Essa Palavra Mulher - Fonoteca Municipal do Porto

Fonoteca Municipal do PortoFMP

Essa Palavra Mulher

Sofia Rajado

Resenha

30 Junho 2023

Maria Guinot
Foi em 1988 que Maria Guinot lançou o LP Essa Palavra Mulher. Volvidos 35 anos, importa realçar este belo trabalho de uma pianista e cantora que foi brilhante no seu tempo e a quem, porventura, não é dado o devido valor.

Tornou-se figura conhecida ao vencer o Festival RTP da Canção em 1984, com Silêncio e Tanta Gente, embora já tivesse participado em 1981, com Um Adeus, Um Recomeço. Fez o Conservatório em piano e integrou o Coro Gulbenkian. A maioria das suas canções são poemas seus.

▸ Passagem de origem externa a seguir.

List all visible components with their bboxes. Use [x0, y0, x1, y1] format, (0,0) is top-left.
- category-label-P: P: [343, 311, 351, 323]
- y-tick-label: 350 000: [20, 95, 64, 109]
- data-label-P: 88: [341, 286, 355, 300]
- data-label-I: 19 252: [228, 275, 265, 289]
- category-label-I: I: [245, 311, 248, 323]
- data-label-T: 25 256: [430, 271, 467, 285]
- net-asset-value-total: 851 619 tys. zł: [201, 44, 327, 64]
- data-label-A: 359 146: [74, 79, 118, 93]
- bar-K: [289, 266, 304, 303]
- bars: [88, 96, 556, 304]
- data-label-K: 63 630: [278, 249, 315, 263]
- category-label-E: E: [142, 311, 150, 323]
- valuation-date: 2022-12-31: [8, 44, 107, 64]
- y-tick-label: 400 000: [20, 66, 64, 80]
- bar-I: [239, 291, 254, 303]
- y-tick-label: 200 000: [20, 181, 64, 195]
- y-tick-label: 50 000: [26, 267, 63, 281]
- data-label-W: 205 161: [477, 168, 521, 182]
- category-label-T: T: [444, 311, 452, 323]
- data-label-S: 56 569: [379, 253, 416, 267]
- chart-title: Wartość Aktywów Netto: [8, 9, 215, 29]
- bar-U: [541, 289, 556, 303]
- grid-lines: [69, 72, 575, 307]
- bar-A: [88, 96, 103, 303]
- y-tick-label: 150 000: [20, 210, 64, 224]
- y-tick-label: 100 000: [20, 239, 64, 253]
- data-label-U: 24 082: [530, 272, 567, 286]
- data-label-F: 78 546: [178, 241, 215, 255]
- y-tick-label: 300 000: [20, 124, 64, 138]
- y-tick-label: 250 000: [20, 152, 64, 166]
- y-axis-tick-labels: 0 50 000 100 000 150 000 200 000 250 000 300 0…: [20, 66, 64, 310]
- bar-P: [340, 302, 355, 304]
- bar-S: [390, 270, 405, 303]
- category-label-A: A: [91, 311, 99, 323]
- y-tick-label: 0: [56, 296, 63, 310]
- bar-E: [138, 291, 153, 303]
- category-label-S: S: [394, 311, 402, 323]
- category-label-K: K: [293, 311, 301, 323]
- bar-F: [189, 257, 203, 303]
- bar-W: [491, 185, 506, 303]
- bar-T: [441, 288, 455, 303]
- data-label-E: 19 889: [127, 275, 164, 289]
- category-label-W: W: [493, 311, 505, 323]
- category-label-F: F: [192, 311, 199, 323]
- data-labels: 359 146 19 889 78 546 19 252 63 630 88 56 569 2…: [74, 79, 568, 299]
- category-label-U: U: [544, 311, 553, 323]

Essa Palavra Mulher reúne características aparentemente contraditórias, mas que só os grandes discos as contêm: ser reflexo do seu tempo e, simultaneamente, intemporal. Quando pouco se debatia sobre a situação das mulheres, Essa Palavra Mulher foi ousado só pelo seu título, tendo essa ousadia ainda maior ênfase em Contradições e na canção que dá nome ao LP. Composto por um Lado A e um Lado B, foi gravado no Angel Studios e os seus arranjos e composições são de Pedro Osório, também ele no piano e sintetizadores. Integram também o LP Yuri Daniel no Baixo, Fernando Ribeiro no Acordeão, António Serafim no Oboé, com produção de Maria Guinot e Pedro Osório e edição da autora, algo pouco usual. Conta com a participação especial de Fernando Tordo e de Paulo de Carvalho. Em duas músicas são homenageados José Afonso e Adriano Correia de Oliveira. 
 
Com uma mensagem muito forte, retrata a situação das mulheres na sociedade, numa tónica de denúncia que ainda se mantém muito atual e demonstra algumas das reflexões interiores de Maria Guinot, enquanto pessoa e artista. Inicia-se de forma impactante, sem medos, com Esta minha pena valeu a pena.
 
Na ótica musical, é um álbum brilhante que conduz os ouvintes para emoções fortes, sentimentos de epopeias. Encontra-se muito presente o estilo e estrutura da canção da época, com grandes composições e arranjos, que se traduzem em instrumentais e harmonias complexas que, simultaneamente, se tornam simples.
 
Nele podemos encontrar influências da canção de intervenção, das baladas com origem medieval, como na canção Porque choram os teus olhos, das marchas de cariz popular, como em Dança das meninas do meu bairro, de fado e até do chamado maxixe ou tango brasileiro, nos movimentos do piano na Balada das Meias Palavras. Caracteriza-o ainda uma tónica muito própria, algo inusitada e surpreendente, escutada nas canções acima referidas, pois iniciam-se num ritmo que, aparentemente, nos levaria por um caminho, mas que desemboca noutro distinto, percorrendo geografias musicais diferentes numa mesma canção. Este cenário musical envolve a voz intensa, certeira e única de Maria Guinot, com excelentes prestações dos restantes músicos, nomeadamente de Pedro Osório. 
 
É útil refletir por que motivo um disco com tamanha qualidade está quase esquecido na História. É impressionante como as suas letras continuam tão atuais e como a sua música é tão sensível e ao mesmo tempo tão enérgica. Essa Palavra Mulher é um álbum que questiona, que nos faz pensar, seja em 1988 seja na atualidade.